If your passport is being withheld, the following sequence is what we walk clients through. None of it depends on the club's cooperation.
- Document the request and refusal in writing. Send a written, dated request for your passport via email or WhatsApp. Keep evidence of delivery. The club's response (or failure to respond) becomes evidence in subsequent proceedings.
- Notify your home-country embassy or consulate. Most embassies have an established protocol for nationals reporting passport retention. The embassy can issue formal correspondence to UAE authorities and, in some cases, an emergency travel document if matters escalate.
- File a complaint with MOHRE. This can be done directly by the player through the MOHRE app, online portal, or in person at a Tas'heel centre. The complaint triggers a formal investigation and, in our experience, returns the passport within days in many cases.
- If coercion is involved, file a police complaint.
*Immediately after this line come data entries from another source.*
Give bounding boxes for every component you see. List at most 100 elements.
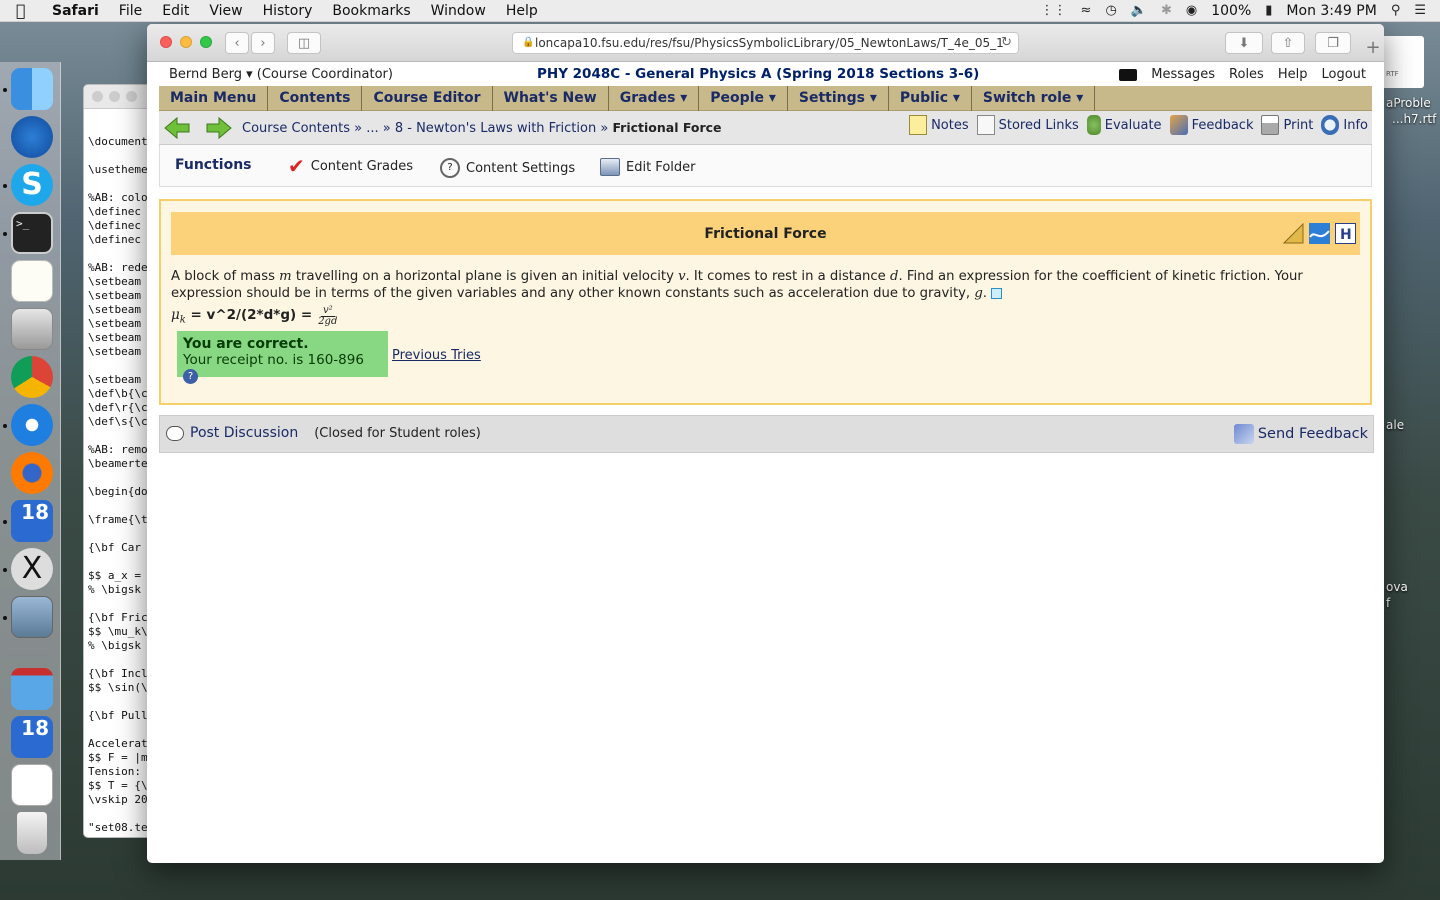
post-discussion-link[interactable]: Post Discussion xyxy=(190,425,298,441)
note-icon[interactable] xyxy=(991,287,1003,299)
dots-status-icon[interactable]: ⋮⋮ xyxy=(1041,3,1067,18)
edit-folder-link[interactable]: Edit Folder xyxy=(600,158,695,176)
previous-tries-link[interactable]: Previous Tries xyxy=(392,348,481,363)
minimize-light-icon[interactable] xyxy=(109,91,120,102)
share-icon[interactable]: ⇧ xyxy=(1271,32,1305,54)
chrome-icon[interactable] xyxy=(11,356,53,398)
breadcrumb-ellipsis[interactable]: ... » xyxy=(366,121,390,136)
close-light-icon[interactable] xyxy=(92,91,103,102)
menu-whats-new[interactable]: What's New xyxy=(493,86,609,111)
printer-icon xyxy=(1261,115,1280,135)
menu-history[interactable]: History xyxy=(263,3,313,19)
next-arrow-icon[interactable] xyxy=(205,116,233,140)
bluetooth-icon[interactable]: ✱ xyxy=(1161,3,1172,18)
menu-course-editor[interactable]: Course Editor xyxy=(362,86,493,111)
user-role: (Course Coordinator) xyxy=(256,67,393,82)
mail-bird-icon[interactable] xyxy=(11,116,53,158)
problem-title: Frictional Force xyxy=(704,226,827,242)
messages-icon[interactable] xyxy=(1119,68,1138,81)
menu-settings[interactable]: Settings ▾ xyxy=(788,86,889,111)
volume-icon[interactable]: 🔈 xyxy=(1131,3,1147,18)
chart-wave-icon[interactable] xyxy=(1309,223,1330,244)
help-question-icon[interactable]: ? xyxy=(183,368,198,384)
ruler-triangle-icon[interactable] xyxy=(1283,223,1304,244)
breadcrumb-course-contents[interactable]: Course Contents » xyxy=(242,121,362,136)
forward-button[interactable]: › xyxy=(251,32,275,54)
notes-tool[interactable]: Notes xyxy=(909,115,969,135)
firefox-icon[interactable] xyxy=(11,452,53,494)
time-machine-icon[interactable]: ◷ xyxy=(1105,3,1116,18)
battery-icon[interactable]: ▮ xyxy=(1265,3,1272,18)
correct-message: You are correct. xyxy=(183,336,309,352)
tabs-overview-icon[interactable]: ❐ xyxy=(1315,32,1351,54)
menu-edit[interactable]: Edit xyxy=(162,3,189,19)
menu-people[interactable]: People ▾ xyxy=(699,86,788,111)
notification-center-icon[interactable]: ☰ xyxy=(1414,3,1426,18)
help-h-icon[interactable]: H xyxy=(1335,223,1356,244)
preview-icon[interactable] xyxy=(11,596,53,638)
menu-view[interactable]: View xyxy=(209,3,242,19)
address-bar[interactable]: 🔒 loncapa10.fsu.edu/res/fsu/PhysicsSymbo… xyxy=(512,32,1019,54)
discussion-bubble-icon[interactable] xyxy=(166,425,184,441)
menu-window[interactable]: Window xyxy=(431,3,486,19)
maple-document-icon[interactable]: 18 xyxy=(11,716,53,758)
wifi-icon[interactable]: ◉ xyxy=(1186,3,1197,18)
sidebar-toggle-icon[interactable]: ◫ xyxy=(287,32,321,54)
settings-gear-icon: ? xyxy=(440,158,460,178)
menu-public[interactable]: Public ▾ xyxy=(889,86,972,111)
desktop-rtf-file-icon[interactable]: RTF xyxy=(1378,36,1424,88)
minimize-window-icon[interactable] xyxy=(180,36,192,48)
menu-switch-role[interactable]: Switch role ▾ xyxy=(972,86,1096,111)
menu-help[interactable]: Help xyxy=(506,3,538,19)
clock[interactable]: Mon 3:49 PM xyxy=(1286,3,1376,19)
downloads-icon[interactable]: ⬇ xyxy=(1225,32,1263,54)
trash-icon[interactable] xyxy=(17,812,47,854)
content-settings-link[interactable]: ? Content Settings xyxy=(440,158,575,178)
info-tool[interactable]: Info xyxy=(1321,115,1368,135)
app-menu[interactable]: Safari xyxy=(52,3,99,19)
reload-icon[interactable]: ↻ xyxy=(1001,35,1012,50)
fullscreen-window-icon[interactable] xyxy=(200,36,212,48)
variable-v: v xyxy=(678,269,686,284)
breadcrumb: Course Contents » ... » 8 - Newton's Law… xyxy=(242,120,722,136)
x11-icon[interactable]: X xyxy=(11,548,53,590)
document-thumbnail-icon[interactable] xyxy=(11,764,53,806)
content-grades-link[interactable]: ✔ Content Grades xyxy=(288,156,413,176)
calculator-icon[interactable] xyxy=(11,308,53,350)
logout-link[interactable]: Logout xyxy=(1321,67,1366,82)
battery-percent[interactable]: 100% xyxy=(1211,3,1251,19)
apple-logo-icon[interactable]:  xyxy=(16,1,34,20)
menu-grades[interactable]: Grades ▾ xyxy=(609,86,700,111)
terminal-icon[interactable]: >_ xyxy=(11,212,53,254)
skype-icon[interactable]: S xyxy=(11,164,53,206)
messages-link[interactable]: Messages xyxy=(1151,67,1215,82)
network-icon[interactable]: ≈ xyxy=(1081,3,1092,18)
roles-link[interactable]: Roles xyxy=(1229,67,1264,82)
menu-bookmarks[interactable]: Bookmarks xyxy=(332,3,410,19)
menu-file[interactable]: File xyxy=(119,3,142,19)
evaluate-tool[interactable]: Evaluate xyxy=(1086,115,1162,135)
breadcrumb-folder[interactable]: 8 - Newton's Laws with Friction » xyxy=(395,121,608,136)
stored-links-tool[interactable]: Stored Links xyxy=(976,115,1079,135)
user-menu[interactable]: Bernd Berg ▾ xyxy=(169,67,253,82)
previous-arrow-icon[interactable] xyxy=(163,116,191,140)
desktop-file-label: ale xyxy=(1386,418,1405,432)
menu-main-menu[interactable]: Main Menu xyxy=(159,86,269,111)
textedit-icon[interactable] xyxy=(11,260,53,302)
zoom-light-icon[interactable] xyxy=(126,91,137,102)
feedback-tool[interactable]: Feedback xyxy=(1169,115,1253,135)
functions-bar: Functions ✔ Content Grades ? Content Setti… xyxy=(159,145,1372,187)
back-button[interactable]: ‹ xyxy=(225,32,249,54)
folder-icon[interactable] xyxy=(11,668,53,710)
maple-icon[interactable]: 18 xyxy=(11,500,53,542)
send-feedback-link[interactable]: Send Feedback xyxy=(1233,424,1368,444)
new-tab-button[interactable]: + xyxy=(1362,32,1384,62)
finder-icon[interactable] xyxy=(11,68,53,110)
spotlight-search-icon[interactable]: ⚲ xyxy=(1391,3,1401,18)
close-window-icon[interactable] xyxy=(160,36,172,48)
safari-icon[interactable] xyxy=(11,404,53,446)
help-link[interactable]: Help xyxy=(1278,67,1308,82)
print-tool[interactable]: Print xyxy=(1261,115,1313,135)
menu-contents[interactable]: Contents xyxy=(268,86,363,111)
main-menubar: Main Menu Contents Course Editor What's … xyxy=(159,86,1372,111)
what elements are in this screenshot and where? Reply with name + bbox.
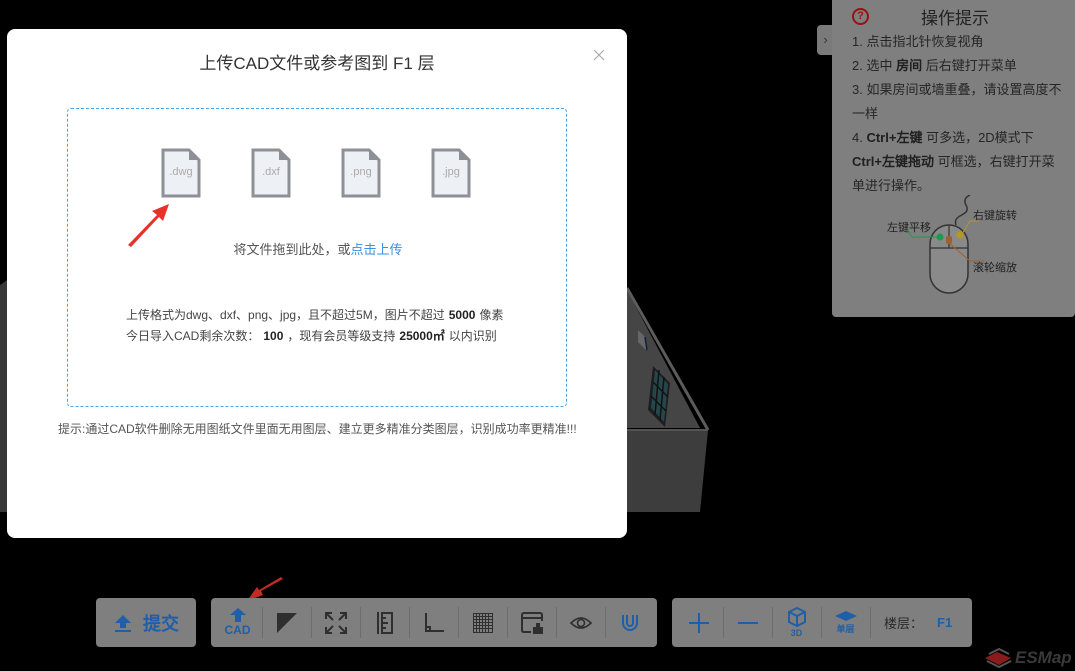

Where the retention is being used to extort signature on documents, withhold owed wages, or threaten the player, this is a criminal matter. UAE Public Prosecution takes these complaints seriously.
- Engage UAE-coordinated counsel. An international player should not be navigating UAE labour and criminal procedures alone. A coordinated approach — MOHRE complaint, embassy notification, formal demand letter from counsel — typically produces the passport within 5-15 working days.
The single most effective lever in our experience is the combined MOHRE complaint plus a formal demand letter from UAE-coordinated counsel. Clubs that comfortably ignore individual requests rarely ignore the regulator.
The parallel commercial dispute.
Passport retention almost always sits within a larger commercial dispute — unpaid salary, contested termination, transfer disagreement or contract-renewal pressure. While the passport is being recovered, the player's wider position must be protected:
- Document all unpaid amounts — salary, bonuses, appearance fees, image-rights payments, accommodation, flight allowances.
- Preserve contractual evidence — the player contract, any side letters, the FIFA-registered employment contract, any image-rights agreement.
- Consider a FIFA DRC claim for unpaid wages or wrongful termination, which is enforceable through FIFA's sanction framework and is often faster and more effective than UAE court proceedings.
- Engage with the player's union (FIFPRO via the national association) where the player qualifies — this opens additional procedural support.
What you should not do.
Three reactions consistently make matters worse:
- Do not sign anything under pressure. Documents signed while a passport is being held are routinely challenged on duress grounds, but only if the duress is documented at the time. Signing 'just to get the passport back' creates a longer, more expensive dispute later.
- Do not threaten the club publicly. The UAE's Cybercrime Law treats public threats and accusations seriously. Pursue the legal remedies, not a social-media campaign.
- Do not delay. The longer the retention runs, the harder the parallel commercial dispute becomes. Move immediately.
Conclusion.
The retention of a player's passport in the UAE is unlawful and the enforcement mechanisms are well-established. The combination of a documented written demand, MOHRE complaint, embassy notification and a formal demand letter from coordinated UAE counsel typically resolves passport-retention matters within days. The wider commercial dispute — unpaid wages, contested termination, transfer pressure — can then be pursued through FIFA DRC or UAE Labour Court proceedings without the immediate coercive leverage. Neo Legal coordinates urgent passport-recovery matters across local counsel and FIFA processes, and acts on parallel commercial disputes for players across the UAE.